Testing Cyber-Physical Systems under Uncertainty
Jan. 01, 2015 to Dec. 31, 2017
Cyber-physical Systems (CPSs) link the digital and the physical world. As such, they connect a number of components (e.g. sensors, actuators, hardware and software) to a networked unity. CPSs are increasingly able to provide intelligent services and are associated with a high degree of automation. These intelligent, networked cyber-physical are increasingly used in safety or mission critical domains such as healthcare, automotive, production, energy, and transport.

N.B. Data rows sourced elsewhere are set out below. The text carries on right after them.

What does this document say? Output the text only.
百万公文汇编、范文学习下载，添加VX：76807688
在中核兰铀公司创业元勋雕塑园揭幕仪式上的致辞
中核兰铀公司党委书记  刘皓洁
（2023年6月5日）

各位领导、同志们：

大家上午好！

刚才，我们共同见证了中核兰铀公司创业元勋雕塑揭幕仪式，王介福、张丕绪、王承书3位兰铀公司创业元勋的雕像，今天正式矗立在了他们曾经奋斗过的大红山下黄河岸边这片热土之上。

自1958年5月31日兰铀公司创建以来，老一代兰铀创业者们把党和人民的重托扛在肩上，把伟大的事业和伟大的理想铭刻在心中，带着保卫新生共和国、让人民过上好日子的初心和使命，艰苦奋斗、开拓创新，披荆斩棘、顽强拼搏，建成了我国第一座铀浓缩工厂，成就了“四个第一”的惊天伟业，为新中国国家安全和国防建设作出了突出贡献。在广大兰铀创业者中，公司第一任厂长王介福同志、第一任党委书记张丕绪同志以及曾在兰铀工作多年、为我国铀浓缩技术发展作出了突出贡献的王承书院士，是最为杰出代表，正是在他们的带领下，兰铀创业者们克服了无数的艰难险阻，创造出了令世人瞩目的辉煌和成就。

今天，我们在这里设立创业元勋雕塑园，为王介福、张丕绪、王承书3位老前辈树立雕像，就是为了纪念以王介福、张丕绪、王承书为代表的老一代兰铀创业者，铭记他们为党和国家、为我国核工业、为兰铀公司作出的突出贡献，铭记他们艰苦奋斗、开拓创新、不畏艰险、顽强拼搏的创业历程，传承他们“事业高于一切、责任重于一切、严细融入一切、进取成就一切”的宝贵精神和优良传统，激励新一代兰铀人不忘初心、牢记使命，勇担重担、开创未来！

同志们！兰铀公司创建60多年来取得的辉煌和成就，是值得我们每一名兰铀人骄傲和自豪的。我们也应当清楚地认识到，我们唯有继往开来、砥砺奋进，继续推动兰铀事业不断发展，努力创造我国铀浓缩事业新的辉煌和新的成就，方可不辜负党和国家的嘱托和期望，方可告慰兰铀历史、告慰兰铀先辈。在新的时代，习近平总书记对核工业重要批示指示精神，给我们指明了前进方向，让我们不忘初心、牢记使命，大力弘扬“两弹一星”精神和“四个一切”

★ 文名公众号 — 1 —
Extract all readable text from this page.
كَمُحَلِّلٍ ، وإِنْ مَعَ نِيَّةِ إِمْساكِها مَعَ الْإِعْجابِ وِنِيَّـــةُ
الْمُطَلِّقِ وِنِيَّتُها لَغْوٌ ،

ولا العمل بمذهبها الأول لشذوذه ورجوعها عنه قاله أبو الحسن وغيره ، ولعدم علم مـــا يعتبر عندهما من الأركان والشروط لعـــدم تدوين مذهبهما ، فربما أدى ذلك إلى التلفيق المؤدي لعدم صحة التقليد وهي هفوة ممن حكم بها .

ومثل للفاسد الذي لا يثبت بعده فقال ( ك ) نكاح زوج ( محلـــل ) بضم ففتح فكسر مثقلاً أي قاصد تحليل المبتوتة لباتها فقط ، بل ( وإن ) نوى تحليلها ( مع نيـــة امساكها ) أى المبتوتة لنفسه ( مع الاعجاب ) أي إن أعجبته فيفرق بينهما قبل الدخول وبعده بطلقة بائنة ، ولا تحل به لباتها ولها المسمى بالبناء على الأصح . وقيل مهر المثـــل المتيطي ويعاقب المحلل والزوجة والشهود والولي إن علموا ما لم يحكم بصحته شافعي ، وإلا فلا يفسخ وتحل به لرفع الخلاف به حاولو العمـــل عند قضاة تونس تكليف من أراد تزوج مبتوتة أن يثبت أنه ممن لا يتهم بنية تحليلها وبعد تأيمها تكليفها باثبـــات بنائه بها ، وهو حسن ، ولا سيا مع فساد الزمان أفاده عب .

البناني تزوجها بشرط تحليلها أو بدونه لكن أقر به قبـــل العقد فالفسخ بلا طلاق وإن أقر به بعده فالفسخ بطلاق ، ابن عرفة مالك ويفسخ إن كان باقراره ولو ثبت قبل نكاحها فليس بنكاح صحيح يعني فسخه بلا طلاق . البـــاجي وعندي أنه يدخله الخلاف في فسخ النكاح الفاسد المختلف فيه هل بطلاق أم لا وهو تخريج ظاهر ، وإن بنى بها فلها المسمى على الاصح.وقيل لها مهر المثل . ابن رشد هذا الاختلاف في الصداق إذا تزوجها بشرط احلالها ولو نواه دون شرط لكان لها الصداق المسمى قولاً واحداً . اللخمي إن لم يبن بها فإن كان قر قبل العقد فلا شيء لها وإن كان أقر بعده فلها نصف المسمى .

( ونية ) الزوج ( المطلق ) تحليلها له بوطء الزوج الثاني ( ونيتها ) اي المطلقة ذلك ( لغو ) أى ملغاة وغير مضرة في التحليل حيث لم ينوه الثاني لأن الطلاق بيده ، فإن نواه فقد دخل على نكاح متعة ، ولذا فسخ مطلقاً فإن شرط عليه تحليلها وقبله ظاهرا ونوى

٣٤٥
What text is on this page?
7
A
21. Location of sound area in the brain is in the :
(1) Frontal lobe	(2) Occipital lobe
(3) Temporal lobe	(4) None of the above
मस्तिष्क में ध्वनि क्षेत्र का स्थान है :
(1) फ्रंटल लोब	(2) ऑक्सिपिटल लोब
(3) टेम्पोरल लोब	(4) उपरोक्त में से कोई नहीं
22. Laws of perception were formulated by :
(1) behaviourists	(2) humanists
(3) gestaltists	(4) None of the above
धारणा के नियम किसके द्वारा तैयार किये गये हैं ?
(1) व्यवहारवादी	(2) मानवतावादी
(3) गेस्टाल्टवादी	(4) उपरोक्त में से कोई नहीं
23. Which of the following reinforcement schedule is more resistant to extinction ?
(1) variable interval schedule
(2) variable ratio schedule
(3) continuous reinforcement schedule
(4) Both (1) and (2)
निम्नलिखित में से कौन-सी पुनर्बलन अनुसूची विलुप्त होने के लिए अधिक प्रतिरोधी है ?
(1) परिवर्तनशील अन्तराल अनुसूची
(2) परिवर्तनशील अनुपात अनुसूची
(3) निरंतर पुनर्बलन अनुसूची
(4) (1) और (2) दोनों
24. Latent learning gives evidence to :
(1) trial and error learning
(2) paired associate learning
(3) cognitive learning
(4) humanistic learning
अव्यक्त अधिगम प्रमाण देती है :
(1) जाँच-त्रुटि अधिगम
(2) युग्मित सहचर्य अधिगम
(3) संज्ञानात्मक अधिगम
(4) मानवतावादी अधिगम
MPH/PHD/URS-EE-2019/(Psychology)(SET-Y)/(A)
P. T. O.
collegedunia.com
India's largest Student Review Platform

Cyber-physical systems are used in almost every area of our lives. Therefore a high level of quality as well as reliability, error robustness, safety and security is required. To prevent endangering users or the environment, these properties are particularly important in dynamically changing environments. Such environments are difficult to predict and even more difficult to describe. This degree of unpredictability about the future purpose and place of use or even of future collaboration partners of a networked system is called “uncertainty”. Particularly in safety-critical areas, a risk-oriented handling of uncertainties is important.
Project goals of U-Test
U-Test aims to improve the reliability of cyber-physical systems by provoking, analyzing and evaluating uncertainties that can occur in the systems or their environment. For this purpose, a model-based, search-based test approach is chosen. This achieves a high degree of automation, thus enabling cost savings in the quality assurance of such systems. In detail, U-Test will:
- provide a comprehensive and extensible taxonomy of uncertainties, classifying uncertainties, their properties, and their relationships.
- create an Uncertainty Modeling Framework (UMF) based on existing modeling and testing standards. Using this UMF, uncertainties at various architectural levels as well as a test evaluation function for critical system functionality can be modeled.
- develop an intelligent, search-based method to uncover previously unknown uncertainties. This method is based on a functional model of the system under test as well as uncertainty models in the system or its environment.
- generate test cases that are automated and highly scalable based on the reaction of the system under test. These test cases provoke previously unknown uncertainties in the system and detect impairments to the critical system functionality.
The feasibility and applicability of the methods and concepts developed in the U-Test project will be demonstrated in two industrial case studies: a Geo Sports Case Study (athlete health monitoring during training and match) and Handling Systems Case Study (warehouse logistics).
Contribution from SQC
The System Quality Center (SQC) adapts its experiences in developing advanced modelling and testing methods for safety-critical systems to uncover unknown uncertainties of cyber-physical systems. In addition, technologies developed by SQC are used. This includes:
- ModelBus®: An open source framework for tool integration in software and systems development that automates the execution of complex and error-prone development tasks.
- Focus! MBT: A test modeling methodology and test automation platform focused on automation of dynamic test processes – including automated test design, automated execution as well as automated test evaluation.
U-Test is funded by the European Union's funding program Horizon 2020.